Some older, more experienced drivers benefit from systems that give them traffic information while driving. These systems are known as advanced driver assistance systems (ADAS). This is the conclusion of research carried out by Mandy Dotzauer in the University Medical Center Groningen. Drivers using ADAS were involved in fewer collisions, crossed junctions more smoothly and generally drove faster than drivers without ADAS. A system that only provides information is not enough for older drivers with Parkinson’s disease; they need a system that can also intervene. Dotzauer has been awarded a PhD by the University of Groningen on 21 January.
Drivers of 65 years of age and above have a higher risk of being involved in accidents resulting in injury or death. A disproportionately high number of older drivers are involved in accidents at junctions. As this group has considerable experience of driving, a lack of expertise is unlikely to be at the root of the problem. Visual, cognitive and motor impairment due to old age, and the associated disorders, are a more likely cause. Driving assistance can help the elderly to retain their independence and mobility.
As part of her research, Dotzauer asked eighteen experienced drivers of between 65 and 82 years of age to visit the UMCG several times over a period of two months to ‘drive’ a driving simulator; the experimental group had simulators fitted with ADAS, while the control group did not. The system projected green, orange or red bars onto the windscreen to indicate whether a junction was safe to cross. This had a clear impact on their driving performance. Drivers using the ADAS spent less time looking right and left, crossed junctions more smoothly and generally drove faster. They also caused fewer collisions than the drivers without ADAS.
Dotzauer also studied a group of older drivers with Parkinson’s disease. Despite their limitations in the motor and cognitive functions needed to drive safely, 80 percent of people with Parkinson’s disease have a driving license and 60 percent drive on a regular basis. The ADAS influenced the driving performance of this group too: they took less time to cross junctions, and were less likely to stop at a junction. The system also affected the speed at which they drove: the driving speed changed when the system was switched off. This would seem to indicate that they used the information from the system to regulate their speed.

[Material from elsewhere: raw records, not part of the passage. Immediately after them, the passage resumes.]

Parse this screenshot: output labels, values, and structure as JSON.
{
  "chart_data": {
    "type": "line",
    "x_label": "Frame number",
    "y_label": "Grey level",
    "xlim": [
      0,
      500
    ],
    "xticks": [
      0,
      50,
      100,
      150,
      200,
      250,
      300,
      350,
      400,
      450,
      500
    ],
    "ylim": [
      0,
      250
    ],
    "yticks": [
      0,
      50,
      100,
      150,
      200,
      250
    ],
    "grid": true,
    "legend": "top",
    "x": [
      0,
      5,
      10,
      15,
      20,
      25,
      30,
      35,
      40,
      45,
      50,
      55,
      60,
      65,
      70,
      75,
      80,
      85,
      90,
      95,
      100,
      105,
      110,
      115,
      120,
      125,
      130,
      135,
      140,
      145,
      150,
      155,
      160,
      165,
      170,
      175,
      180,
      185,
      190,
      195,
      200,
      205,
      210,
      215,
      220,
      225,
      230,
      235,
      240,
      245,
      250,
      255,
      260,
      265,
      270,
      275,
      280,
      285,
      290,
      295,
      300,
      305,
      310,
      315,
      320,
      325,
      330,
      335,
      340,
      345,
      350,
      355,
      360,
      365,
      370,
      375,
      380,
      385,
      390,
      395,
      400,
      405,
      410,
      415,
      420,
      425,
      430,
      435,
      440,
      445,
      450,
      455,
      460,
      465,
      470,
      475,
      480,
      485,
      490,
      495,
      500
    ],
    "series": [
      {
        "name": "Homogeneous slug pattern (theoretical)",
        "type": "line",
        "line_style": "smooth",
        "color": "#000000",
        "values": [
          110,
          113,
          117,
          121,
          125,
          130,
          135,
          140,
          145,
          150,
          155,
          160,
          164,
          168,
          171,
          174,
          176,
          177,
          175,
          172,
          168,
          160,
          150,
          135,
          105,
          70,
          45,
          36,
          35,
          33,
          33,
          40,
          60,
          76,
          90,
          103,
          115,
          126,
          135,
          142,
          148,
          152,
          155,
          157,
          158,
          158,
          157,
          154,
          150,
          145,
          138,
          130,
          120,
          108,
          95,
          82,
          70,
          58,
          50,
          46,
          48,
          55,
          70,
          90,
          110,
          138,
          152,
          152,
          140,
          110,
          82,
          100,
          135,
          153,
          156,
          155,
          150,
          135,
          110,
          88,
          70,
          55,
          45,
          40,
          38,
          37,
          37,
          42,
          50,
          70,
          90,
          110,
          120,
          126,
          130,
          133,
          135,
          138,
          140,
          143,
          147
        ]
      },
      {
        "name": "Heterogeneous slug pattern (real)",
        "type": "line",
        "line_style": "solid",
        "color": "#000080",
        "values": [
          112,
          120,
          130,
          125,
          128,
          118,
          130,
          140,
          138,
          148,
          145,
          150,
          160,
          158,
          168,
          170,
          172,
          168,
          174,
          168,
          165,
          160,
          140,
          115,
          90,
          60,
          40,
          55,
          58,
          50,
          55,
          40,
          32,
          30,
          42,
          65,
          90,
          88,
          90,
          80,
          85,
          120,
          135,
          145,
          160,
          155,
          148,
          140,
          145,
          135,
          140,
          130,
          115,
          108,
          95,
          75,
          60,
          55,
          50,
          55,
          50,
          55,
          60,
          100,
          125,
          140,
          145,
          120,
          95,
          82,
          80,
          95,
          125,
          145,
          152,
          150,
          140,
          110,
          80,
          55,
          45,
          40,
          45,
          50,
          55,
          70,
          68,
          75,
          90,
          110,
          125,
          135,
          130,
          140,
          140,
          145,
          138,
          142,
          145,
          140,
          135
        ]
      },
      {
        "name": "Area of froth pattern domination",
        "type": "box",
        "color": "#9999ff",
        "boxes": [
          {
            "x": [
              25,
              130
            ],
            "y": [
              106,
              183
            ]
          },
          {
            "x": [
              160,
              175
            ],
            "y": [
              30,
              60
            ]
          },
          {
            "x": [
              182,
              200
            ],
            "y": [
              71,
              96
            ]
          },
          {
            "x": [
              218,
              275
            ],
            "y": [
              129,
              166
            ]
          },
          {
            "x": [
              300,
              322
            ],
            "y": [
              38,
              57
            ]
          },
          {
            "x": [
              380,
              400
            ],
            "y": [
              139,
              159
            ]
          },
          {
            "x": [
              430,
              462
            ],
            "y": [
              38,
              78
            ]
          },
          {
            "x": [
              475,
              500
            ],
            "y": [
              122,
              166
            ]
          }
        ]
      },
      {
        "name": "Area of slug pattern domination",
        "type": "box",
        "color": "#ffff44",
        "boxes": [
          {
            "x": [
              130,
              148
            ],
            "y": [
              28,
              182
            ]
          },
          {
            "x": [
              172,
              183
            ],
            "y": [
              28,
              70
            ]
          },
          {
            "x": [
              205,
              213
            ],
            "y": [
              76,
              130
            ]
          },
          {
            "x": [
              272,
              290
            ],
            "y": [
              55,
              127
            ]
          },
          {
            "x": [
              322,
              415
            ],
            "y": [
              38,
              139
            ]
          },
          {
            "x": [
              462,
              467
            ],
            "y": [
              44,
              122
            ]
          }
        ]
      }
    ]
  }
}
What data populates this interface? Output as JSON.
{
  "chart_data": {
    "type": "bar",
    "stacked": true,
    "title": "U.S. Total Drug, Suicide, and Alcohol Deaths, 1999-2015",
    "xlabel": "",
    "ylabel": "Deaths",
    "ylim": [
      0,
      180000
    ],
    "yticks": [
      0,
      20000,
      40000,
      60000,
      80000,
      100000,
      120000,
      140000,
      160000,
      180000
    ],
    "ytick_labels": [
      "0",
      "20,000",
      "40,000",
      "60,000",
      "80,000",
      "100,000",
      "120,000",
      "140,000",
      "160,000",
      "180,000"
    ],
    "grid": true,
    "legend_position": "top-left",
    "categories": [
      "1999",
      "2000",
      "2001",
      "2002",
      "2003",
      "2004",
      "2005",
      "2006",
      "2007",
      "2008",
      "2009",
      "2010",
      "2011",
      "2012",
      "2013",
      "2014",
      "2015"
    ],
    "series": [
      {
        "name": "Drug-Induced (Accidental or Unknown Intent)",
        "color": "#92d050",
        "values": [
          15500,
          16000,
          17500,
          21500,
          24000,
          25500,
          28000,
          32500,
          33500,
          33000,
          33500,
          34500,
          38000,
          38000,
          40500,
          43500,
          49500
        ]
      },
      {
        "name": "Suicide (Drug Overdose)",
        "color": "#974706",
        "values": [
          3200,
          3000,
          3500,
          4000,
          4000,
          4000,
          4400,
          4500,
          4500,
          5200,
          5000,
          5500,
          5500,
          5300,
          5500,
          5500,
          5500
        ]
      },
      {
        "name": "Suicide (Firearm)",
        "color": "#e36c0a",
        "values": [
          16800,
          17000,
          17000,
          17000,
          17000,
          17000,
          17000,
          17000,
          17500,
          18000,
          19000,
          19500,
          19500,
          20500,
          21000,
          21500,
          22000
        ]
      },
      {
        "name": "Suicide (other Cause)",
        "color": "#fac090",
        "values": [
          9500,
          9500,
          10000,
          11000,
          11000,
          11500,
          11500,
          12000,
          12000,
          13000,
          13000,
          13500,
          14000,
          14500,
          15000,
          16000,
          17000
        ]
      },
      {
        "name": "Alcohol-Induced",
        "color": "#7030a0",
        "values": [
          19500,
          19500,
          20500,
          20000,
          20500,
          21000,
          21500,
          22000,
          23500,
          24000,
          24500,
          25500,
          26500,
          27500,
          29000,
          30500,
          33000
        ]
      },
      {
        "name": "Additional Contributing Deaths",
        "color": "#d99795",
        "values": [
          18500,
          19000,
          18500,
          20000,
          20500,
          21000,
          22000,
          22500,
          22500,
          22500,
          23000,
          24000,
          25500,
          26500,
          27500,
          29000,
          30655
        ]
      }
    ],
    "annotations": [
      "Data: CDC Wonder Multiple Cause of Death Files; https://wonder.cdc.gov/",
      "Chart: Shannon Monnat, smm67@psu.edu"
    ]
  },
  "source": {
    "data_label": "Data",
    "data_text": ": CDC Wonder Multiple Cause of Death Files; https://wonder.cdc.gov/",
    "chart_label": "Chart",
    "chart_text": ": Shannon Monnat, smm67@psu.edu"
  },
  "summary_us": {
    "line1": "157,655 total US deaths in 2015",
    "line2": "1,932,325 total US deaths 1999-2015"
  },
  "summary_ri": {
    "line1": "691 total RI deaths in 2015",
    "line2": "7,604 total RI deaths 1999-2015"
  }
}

However, Dotzauer thinks that a system that purely provides information is not enough to ensure that people with Parkinson’s disease drive safely. The combination of motor and cognitive limitations caused by their illness makes it difficult for them to drive smoothly and safely, even with assistance. They have trouble stopping an action once they have started, for example, and find it difficult to regulate their speed or ease off the accelerator in time. These drivers need extra assistance to compensate for their motor limitations, such as a system that intervenes automatically if an accident is imminent or prevents the driver from accelerating once the speed limit has been reached. These technological developments would seem to make tailor-made driving assistance a real possibility.
Mandy Dotzauer (Bad Salzungen, Germany, 1982) took Bachelor’s degree programmes in Psychology and Business at Saint Leo University in Gainesville (Fl, USA), and a Master’s programme in Human Factors at the Berlin Institute of Technology (Berlin, Germany). Her research was part of the European Union-funded Marie Curie project ‘Adaptation’, and was carried out in the Research Institute BCN-BRAIN of the UMCG. Her thesis is entitled: ‘Longer-term effects of ADAS use on driving performance of healthy older drivers and drivers diagnosed with Parkinson’s disease’. She currently works as a researcher in the German Aerospace Centre in Braunschweig.